Content-based Stance Classification of Tweets about the 2020 Italian Constitutional Referendum

Di Giovanni, Marco; Brambilla, Marco

doi:10.18653/v1/2021.socialnlp-1.2

On September 2020 a constitutional referendum was held in Italy. In this work we collect a dataset of 1:2M tweets related to this event, with particular interest to the textual content shared, and we design a hashtag-based semiautomatic approach to label them as Supporters or Against the referendum. We use the labelled dataset to train a classifier based on transformers, unsupervisedly pre-trained on Italian corpora. Our model generalizes well on tweets that cannot be labeled by the hashtagbased approach. We check that no length-, lexicon-A nd sentiment-biases are present to affect the performance of the classifier.
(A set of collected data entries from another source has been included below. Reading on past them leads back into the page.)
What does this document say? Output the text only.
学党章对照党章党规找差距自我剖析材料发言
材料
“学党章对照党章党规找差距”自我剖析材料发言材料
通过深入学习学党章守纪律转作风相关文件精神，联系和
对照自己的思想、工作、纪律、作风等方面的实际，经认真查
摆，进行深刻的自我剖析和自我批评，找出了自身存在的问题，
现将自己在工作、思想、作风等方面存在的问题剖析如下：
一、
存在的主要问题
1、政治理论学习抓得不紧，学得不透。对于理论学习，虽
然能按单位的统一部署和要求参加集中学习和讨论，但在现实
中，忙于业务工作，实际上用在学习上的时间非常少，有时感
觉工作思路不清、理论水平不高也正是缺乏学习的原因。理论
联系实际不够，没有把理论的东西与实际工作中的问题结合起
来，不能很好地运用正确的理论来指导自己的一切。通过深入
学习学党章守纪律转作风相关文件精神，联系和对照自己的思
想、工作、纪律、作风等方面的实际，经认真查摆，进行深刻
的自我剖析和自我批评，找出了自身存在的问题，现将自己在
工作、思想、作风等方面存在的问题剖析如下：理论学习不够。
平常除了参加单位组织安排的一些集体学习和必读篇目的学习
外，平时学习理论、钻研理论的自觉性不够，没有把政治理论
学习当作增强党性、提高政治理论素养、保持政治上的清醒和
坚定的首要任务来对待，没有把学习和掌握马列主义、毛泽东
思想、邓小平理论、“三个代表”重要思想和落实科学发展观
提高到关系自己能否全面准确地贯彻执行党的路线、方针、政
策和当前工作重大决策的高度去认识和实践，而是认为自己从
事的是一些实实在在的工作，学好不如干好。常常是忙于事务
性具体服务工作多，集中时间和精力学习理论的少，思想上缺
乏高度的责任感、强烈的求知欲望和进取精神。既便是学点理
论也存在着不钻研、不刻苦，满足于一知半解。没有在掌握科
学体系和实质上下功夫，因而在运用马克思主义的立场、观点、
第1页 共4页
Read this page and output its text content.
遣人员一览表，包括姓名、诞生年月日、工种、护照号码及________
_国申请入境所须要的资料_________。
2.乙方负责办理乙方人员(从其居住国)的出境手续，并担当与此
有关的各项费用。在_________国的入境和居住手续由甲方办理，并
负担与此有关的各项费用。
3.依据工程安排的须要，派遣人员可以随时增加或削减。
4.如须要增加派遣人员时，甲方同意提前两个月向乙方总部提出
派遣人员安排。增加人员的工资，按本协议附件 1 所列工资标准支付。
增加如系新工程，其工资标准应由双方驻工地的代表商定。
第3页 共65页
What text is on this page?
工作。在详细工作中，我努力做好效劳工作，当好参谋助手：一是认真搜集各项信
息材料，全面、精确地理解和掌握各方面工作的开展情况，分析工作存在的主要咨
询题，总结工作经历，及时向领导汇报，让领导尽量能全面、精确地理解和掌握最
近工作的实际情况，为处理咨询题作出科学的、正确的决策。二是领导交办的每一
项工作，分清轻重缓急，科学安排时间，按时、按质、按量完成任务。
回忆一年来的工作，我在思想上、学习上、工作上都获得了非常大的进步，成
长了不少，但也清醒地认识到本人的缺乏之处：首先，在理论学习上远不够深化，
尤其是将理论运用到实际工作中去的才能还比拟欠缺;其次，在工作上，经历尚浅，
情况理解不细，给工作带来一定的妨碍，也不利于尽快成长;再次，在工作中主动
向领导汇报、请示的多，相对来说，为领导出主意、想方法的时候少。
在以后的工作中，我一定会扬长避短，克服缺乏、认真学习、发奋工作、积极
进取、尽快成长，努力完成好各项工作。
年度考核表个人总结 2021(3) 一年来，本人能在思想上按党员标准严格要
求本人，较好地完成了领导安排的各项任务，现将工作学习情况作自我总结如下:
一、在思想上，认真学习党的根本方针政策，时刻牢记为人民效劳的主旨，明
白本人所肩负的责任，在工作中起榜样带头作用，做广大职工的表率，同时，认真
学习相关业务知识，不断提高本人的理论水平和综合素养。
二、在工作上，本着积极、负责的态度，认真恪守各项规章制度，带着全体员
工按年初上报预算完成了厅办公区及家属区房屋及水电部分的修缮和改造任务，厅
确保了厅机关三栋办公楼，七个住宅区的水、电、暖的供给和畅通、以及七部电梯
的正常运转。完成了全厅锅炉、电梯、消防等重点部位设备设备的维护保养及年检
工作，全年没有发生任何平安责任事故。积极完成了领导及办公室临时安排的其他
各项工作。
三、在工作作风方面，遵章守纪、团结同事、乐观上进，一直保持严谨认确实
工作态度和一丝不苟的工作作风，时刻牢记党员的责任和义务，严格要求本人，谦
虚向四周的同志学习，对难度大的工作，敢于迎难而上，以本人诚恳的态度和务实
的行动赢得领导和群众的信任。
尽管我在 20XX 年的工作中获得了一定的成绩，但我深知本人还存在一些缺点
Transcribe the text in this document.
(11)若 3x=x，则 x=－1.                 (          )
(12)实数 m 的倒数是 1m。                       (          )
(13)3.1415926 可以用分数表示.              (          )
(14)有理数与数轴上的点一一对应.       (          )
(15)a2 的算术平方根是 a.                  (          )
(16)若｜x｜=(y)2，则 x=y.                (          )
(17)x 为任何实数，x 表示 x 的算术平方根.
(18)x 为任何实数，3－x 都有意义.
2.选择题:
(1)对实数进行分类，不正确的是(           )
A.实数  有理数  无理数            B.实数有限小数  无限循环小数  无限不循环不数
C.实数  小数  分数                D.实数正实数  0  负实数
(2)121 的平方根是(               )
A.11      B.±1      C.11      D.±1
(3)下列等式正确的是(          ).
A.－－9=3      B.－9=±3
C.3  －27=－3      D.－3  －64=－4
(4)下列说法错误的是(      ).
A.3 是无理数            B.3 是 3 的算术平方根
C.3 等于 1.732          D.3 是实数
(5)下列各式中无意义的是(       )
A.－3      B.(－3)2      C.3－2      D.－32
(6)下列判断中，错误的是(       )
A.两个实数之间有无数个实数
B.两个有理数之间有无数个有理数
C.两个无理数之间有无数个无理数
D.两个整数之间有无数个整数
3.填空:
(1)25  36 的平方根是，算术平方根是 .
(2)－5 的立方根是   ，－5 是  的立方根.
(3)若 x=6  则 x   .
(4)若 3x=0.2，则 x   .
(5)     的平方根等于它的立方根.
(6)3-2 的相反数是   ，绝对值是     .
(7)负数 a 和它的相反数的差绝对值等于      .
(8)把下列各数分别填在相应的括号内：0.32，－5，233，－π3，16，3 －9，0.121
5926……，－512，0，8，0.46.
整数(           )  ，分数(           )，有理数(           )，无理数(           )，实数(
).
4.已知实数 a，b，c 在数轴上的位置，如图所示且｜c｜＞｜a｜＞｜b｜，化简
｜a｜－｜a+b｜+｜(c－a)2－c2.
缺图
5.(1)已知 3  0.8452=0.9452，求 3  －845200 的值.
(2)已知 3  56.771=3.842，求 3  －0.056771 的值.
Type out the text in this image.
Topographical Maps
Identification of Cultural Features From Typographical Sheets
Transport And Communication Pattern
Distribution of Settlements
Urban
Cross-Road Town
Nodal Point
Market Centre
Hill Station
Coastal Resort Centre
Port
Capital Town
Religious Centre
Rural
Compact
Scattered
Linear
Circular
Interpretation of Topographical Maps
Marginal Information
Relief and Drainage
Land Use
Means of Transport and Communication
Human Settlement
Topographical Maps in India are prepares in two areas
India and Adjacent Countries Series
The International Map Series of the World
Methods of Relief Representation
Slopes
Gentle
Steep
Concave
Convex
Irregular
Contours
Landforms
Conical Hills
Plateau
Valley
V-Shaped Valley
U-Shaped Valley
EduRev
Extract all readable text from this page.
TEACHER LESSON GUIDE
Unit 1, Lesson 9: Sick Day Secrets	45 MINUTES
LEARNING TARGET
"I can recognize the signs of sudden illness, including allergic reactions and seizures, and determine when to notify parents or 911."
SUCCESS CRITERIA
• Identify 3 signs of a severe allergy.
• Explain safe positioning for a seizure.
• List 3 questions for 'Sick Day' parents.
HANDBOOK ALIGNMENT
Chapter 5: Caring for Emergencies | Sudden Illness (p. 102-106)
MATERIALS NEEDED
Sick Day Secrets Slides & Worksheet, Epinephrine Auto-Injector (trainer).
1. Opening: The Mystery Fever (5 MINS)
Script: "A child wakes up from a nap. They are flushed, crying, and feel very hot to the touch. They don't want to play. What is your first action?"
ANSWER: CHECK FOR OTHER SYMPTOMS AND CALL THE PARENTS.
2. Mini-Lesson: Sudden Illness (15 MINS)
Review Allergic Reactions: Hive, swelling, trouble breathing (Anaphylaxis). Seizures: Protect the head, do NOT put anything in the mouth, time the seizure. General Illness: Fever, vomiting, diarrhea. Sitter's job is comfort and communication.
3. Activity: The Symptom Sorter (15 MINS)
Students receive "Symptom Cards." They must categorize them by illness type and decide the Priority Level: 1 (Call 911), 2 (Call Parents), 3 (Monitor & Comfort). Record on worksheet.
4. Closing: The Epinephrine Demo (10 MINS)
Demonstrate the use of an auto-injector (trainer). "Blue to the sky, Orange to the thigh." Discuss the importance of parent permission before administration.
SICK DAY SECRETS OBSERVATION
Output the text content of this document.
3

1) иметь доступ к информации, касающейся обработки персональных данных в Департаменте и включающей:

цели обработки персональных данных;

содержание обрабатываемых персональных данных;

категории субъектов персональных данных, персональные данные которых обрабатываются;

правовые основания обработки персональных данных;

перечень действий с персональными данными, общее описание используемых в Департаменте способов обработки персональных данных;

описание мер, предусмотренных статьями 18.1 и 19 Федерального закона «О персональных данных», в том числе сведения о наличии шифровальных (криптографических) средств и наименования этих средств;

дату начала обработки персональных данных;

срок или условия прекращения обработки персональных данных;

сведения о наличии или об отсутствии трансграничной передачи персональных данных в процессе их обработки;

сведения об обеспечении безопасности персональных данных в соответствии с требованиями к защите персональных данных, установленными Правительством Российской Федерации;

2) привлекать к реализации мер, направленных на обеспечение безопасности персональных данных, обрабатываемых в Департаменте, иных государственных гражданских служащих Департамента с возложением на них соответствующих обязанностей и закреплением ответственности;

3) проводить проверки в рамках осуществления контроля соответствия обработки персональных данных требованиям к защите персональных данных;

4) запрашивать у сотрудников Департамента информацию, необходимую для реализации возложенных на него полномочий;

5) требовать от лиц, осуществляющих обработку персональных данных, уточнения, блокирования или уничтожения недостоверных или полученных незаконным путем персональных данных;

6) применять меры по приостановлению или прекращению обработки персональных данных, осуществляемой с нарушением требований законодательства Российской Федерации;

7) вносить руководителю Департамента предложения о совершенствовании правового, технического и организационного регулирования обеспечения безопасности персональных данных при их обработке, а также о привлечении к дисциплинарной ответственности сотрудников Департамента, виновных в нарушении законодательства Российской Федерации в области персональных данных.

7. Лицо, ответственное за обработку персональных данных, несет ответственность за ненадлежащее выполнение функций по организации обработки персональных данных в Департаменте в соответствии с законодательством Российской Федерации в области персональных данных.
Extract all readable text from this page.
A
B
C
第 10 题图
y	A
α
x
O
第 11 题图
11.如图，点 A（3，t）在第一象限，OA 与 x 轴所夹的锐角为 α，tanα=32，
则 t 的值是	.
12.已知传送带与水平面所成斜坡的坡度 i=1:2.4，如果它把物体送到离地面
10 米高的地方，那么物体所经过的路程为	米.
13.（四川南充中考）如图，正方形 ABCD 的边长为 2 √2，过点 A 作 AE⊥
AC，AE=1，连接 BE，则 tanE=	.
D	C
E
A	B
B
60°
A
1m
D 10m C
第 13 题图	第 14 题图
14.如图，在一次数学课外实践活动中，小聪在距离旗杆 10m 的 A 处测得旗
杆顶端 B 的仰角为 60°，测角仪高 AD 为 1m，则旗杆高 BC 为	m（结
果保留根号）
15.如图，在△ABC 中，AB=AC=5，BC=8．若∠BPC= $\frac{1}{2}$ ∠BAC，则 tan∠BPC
Finally, we discuss the discrepancy between the magnitudes of tweets expressing a specific stance, obtained using both the hashtag-based approach and our trained classifier, and the real outcome of the referendum: The referendum was approved by 70% of the voters, while the number of tweets against the referendum is four times greater than the number of tweets supporting it. We conclude that the 2020 Italian constitutional referendum was an example of event where the minority was very loud on social media, highly influencing the perception of the event. Based on our findings, we suggest that drawing conclusion following only social media analysis should be performed carefully since it can lead to extremely wrong forecasts.